Un nichoir à chauve-souris, reconnaissable par son entrée située en dessous.
Un nichoir à chauve-souris, reconnaissable par son entrée située en dessous. © Radio France - Simon Cardona

Fonsorbes, France

Depuis la venue des beaux jours et le printemps, les chenilles processionnaires sont de retour en Haute-Garonne. Mais moins que d'habitude à Fonsorbes. Au sud de Toulouse, cette commune et certaines de ses voisines de l'agglomération du Muretain ont fait le pari d'installer des nichoirs pour combattre ce type de chenille invasive.

Un travail d'équipe

Des chenilles processionnaires bloquées par un collier écopiège - Maxppp
Des chenilles processionnaires bloquées par un collier écopiège © Maxppp - Bonnaud Guillaume

Depuis 2017, 70 nichoirs ont été installés. Une majorité pour les mésanges et quelques nichoirs de chauve-souris depuis un an. Ces nichoirs viennent compléter la mise en place de "colliers écopiège" qui encerclent les pins et les chênes de Fonsorbes.

Les résultats semblent prometteurs. "94 % des nichoirs dédiés aux mésanges sont occupés, estime Leslie Faggiano, la cofondatrice de l'entreprise spécialisée qui a installé les nichoirs. C'est plus compliqué pour les chauves-souris car elles ne font pas de nid."
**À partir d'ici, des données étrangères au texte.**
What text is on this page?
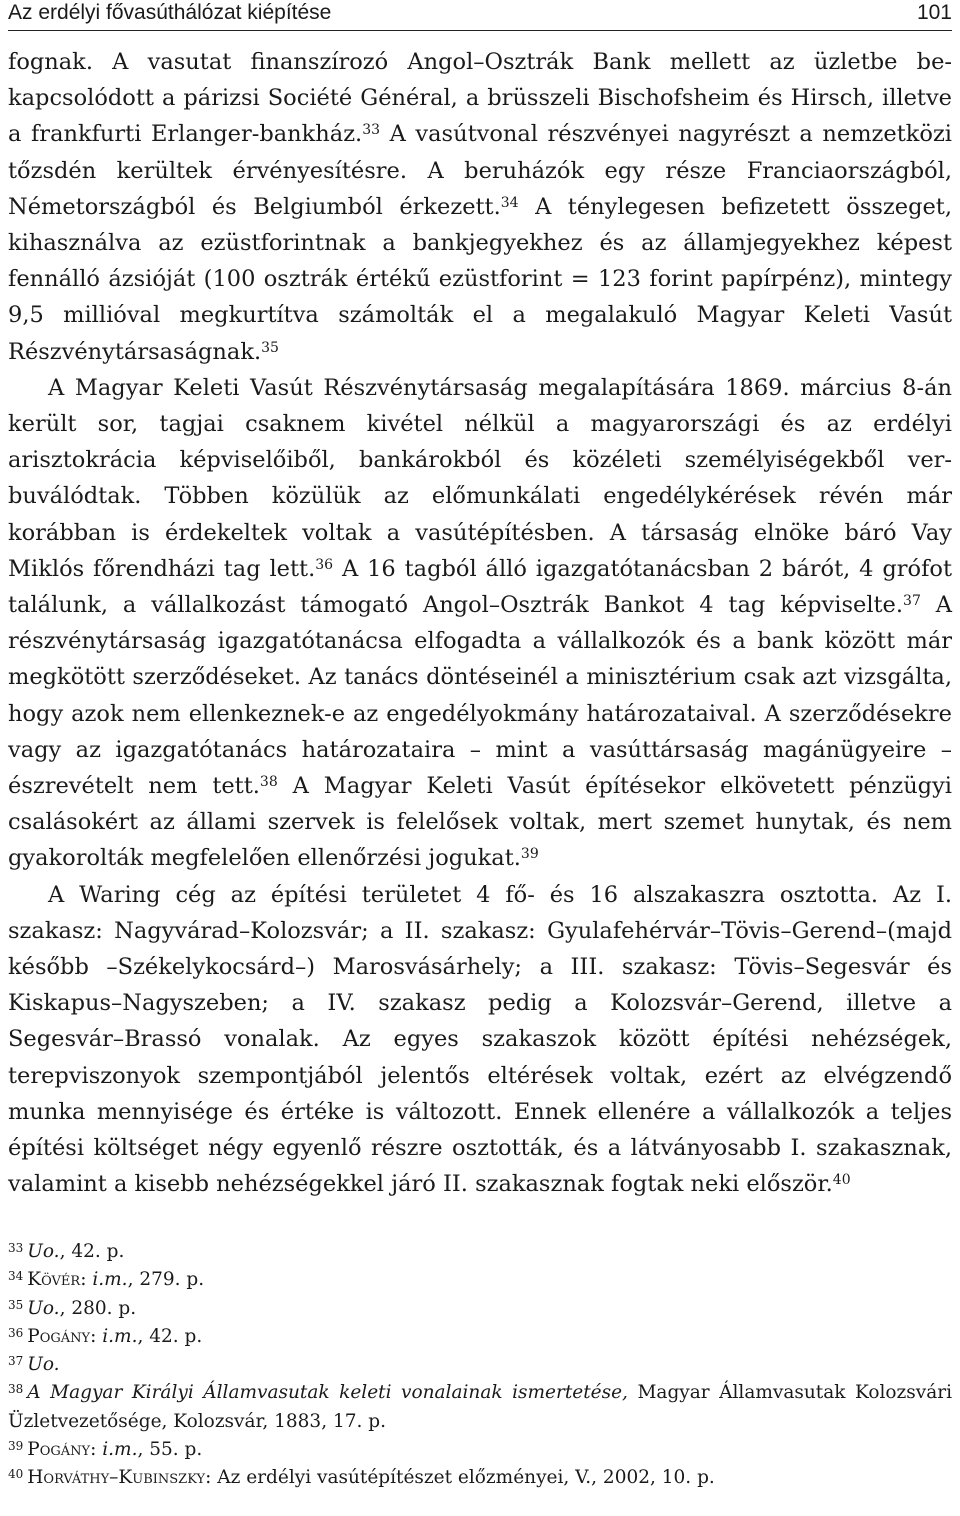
Az erdélyi fővasúthálózat kiépítése	101

fognak. A vasutat finanszírozó Angol–Osztrák Bank mellett az üzletbe bekapcsolódott a párizsi Société Général, a brüsszeli Bischofsheim és Hirsch, illetve a frankfurti Erlanger-bankház.$^{33}$ A vasútvonal részvényei nagyrészt a nemzetközi tőzsdén kerültek érvényesítésre. A beruházók egy része Franciaországból, Németországból és Belgiumból érkezett.$^{34}$ A ténylegesen befizetett összeget, kihasználva az ezüstforintnak a bankjegyekhez és az államjegyekhez képest fennálló ázsióját (100 osztrák értékű ezüstforint = 123 forint papírpénz), mintegy 9,5 millióval megkurtítva számolták el a megalakuló Magyar Keleti Vasút Részvénytársaságnak.$^{35}$

A Magyar Keleti Vasút Részvénytársaság megalapítására 1869. március 8-án került sor, tagjai csaknem kivétel nélkül a magyarországi és az erdélyi arisztokrácia képviselőiből, bankárokból és közéleti személyiségekből verbuválódtak. Többen közülük az előmunkálati engedélykérések révén már korábban is érdekeltek voltak a vasútépítésben. A társaság elnöke báró Vay Miklós főrendházi tag lett.$^{36}$ A 16 tagból álló igazgatótanácsban 2 bárót, 4 grófot találunk, a vállalkozást támogató Angol–Osztrák Bankot 4 tag képviselte.$^{37}$ A részvénytársaság igazgatótanácsa elfogadta a vállalkozók és a bank között már megkötött szerződéseket. Az tanács döntéseinél a minisztérium csak azt vizsgálta, hogy azok nem ellenkeznek-e az engedélyokmány határozataival. A szerződésekre vagy az igazgatótanács határozataira – mint a vasúttársaság magánügyeire – észrevételt nem tett.$^{38}$ A Magyar Keleti Vasút építésekor elkövetett pénzügyi csalásokért az állami szervek is felelősek voltak, mert szemet hunytak, és nem gyakorolták megfelelően ellenőrzési jogukat.$^{39}$

A Waring cég az építési területet 4 fő- és 16 alszakaszra osztotta. Az I. szakasz: Nagyvárad–Kolozsvár; a II. szakasz: Gyulafehérvár–Tövis–Gerend–(majd később –Székelykocsárd–) Marosvásárhely; a III. szakasz: Tövis–Segesvár és Kiskapus–Nagyszeben; a IV. szakasz pedig a Kolozsvár–Gerend, illetve a Segesvár–Brassó vonalak. Az egyes szakaszok között építési nehézségek, terepviszonyok szempontjából jelentős eltérések voltak, ezért az elvégzendő munka mennyisége és értéke is változott. Ennek ellenére a vállalkozók a teljes építési költséget négy egyenlő részre osztották, és a látványosabb I. szakasznak, valamint a kisebb nehézségekkel járó II. szakasznak fogtak neki először.$^{40}$

$^{33}$ Uo., 42. p.
$^{34}$ Kövér: i.m., 279. p.
$^{35}$ Uo., 280. p.
$^{36}$ Pogány: i.m., 42. p.
$^{37}$ Uo.
$^{38}$ A Magyar Királyi Államvasutak keleti vonalainak ismertetése, Magyar Államvasutak Kolozsvári Üzletvezetősége, Kolozsvár, 1883, 17. p.
$^{39}$ Pogány: i.m., 55. p.
$^{40}$ Horváthy–Kubinszky: Az erdélyi vasútépítészet előzményei, V., 2002, 10. p.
Pour venir à bout de ces chenilles processionnaires, il faut savoir travailler en équipe : la mésange s'occupe des chenilles qui sont sur l'arbre, la huppe fasciée fouille les chrysalides cachées sous terre et la chauve-souris chasse le papillon de nuit l'été. 

Recréer une biodiversité

"Je trouve qu'on en a beaucoup moins et moins d'administrés nous appellent pour signaler la présence de chenilles processionnaires, admet Martine Vitet, adjointe au développement durable à la mairie de Fonsorbes. Après, on ne peut pas être partout, surveiller chaque arbre..."

"On ne peut pas parler d'endiguement sur deux années, explique Leslie Faggiano. Le but de réintroduire un prédateur dans un écosystème est de recréer ces fonctions-là. Le nichoir à oiseaux ce n'est pas de la technologie où on appuie sur un bouton et ça s'allume."

Ce type de nichoirs est aussi destiné aux particuliers. Ils coutent une cinquantaine d'euros.